Is it addictive? People who try cannabis are significantly less likely to become dependent on it than users of just about any other drug, including tobacco, heroin, cocaine, alcohol or stimulants. Some experts say it is less addictive than coffee. 

Can you overdose on medical cannabis? Are there any health concerns? There has never been a recorded death from medical cannabis, it is actually one of the safest, most natural medicines in the world. It’s virtually impossible to consume enough medical cannabis to induce an overdose. That said, like all medicines, cannabis is not without some potential risk. However, the greatest risks are related to the use of cannabis under prohibition — such as no quality control, little to no guidance by a healthcare provider, and the potential legal consequences as a result of growing, possessing or distributing this plant illicitly. 

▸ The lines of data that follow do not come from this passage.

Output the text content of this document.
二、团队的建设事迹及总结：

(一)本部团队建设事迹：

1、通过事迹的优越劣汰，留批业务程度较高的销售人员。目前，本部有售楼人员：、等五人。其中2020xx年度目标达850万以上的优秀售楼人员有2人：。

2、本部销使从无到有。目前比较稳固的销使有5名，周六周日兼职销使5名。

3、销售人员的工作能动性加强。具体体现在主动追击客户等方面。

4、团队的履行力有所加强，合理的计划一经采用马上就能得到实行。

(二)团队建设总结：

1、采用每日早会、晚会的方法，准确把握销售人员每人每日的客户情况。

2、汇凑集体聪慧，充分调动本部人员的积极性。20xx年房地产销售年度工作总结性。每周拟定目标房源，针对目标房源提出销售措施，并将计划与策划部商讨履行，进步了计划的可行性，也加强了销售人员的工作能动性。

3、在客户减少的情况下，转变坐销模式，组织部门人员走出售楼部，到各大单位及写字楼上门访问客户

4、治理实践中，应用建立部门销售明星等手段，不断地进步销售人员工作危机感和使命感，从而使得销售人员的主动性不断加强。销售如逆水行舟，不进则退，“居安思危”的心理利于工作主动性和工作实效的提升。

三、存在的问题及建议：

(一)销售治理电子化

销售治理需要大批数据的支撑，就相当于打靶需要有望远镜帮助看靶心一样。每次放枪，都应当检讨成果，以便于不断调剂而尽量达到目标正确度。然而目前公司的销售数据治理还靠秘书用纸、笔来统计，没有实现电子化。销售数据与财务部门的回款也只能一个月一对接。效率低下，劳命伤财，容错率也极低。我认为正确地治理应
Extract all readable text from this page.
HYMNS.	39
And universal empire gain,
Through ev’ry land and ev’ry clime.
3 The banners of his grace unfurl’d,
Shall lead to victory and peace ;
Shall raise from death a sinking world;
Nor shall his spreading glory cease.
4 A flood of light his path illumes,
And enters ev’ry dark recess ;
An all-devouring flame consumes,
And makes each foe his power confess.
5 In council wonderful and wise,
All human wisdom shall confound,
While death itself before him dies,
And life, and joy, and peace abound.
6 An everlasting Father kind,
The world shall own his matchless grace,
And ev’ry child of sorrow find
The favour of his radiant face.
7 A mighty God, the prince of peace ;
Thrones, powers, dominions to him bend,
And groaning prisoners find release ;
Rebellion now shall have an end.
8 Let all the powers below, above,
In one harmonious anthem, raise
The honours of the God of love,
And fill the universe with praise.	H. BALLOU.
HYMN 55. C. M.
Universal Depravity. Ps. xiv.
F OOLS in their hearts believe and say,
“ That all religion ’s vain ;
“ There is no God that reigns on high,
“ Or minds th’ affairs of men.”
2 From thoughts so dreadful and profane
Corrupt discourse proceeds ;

How can medical cannabis be taken? Medical cannabis can come in a wide variety of formats. At Helius, we’re making soft gel capsules, sublingual drops, topical gels and vaporisers. Most of these are typical medical formats, designed to provide a consistent, measured dose for consumers. 

What is one of the most widely-believed misconceptions surrounding medical cannabis? That all cannabis products get you high. You don’t need to get high, to get healthy. CBD is completely nonintoxicating. THC can make a consumer feel ‘high’, but this effect is largely counteracted when present with equal amounts with CBD.

Are there any other myths that you can clear up? You might hear people say medical cannabis hasn’t been well-studied. This isn’t the case at all — there are hundreds of peer-reviewed studies now published. New research is being undertaken every day. Do we want to see more research? Very much so, but cannabis is exceedingly safe and there is sufficient evidence for its use in treating many conditions and symptoms. 

What is the current legal status of CBD in New Zealand? New Zealand’s Misuse of Drugs (Medicinal Cannabis) Bill passed in December last year and is now an Act. Since then, CBD is no longer a controlled drug. It’s a prescription medicine under the Medicines Act 1981. As with all prescription medicines, patients must have a script from their doctor to import or use CBD products. If you are interested in using CBD for pain, sleep, anxiety or any other condition, you should talk to your doctor.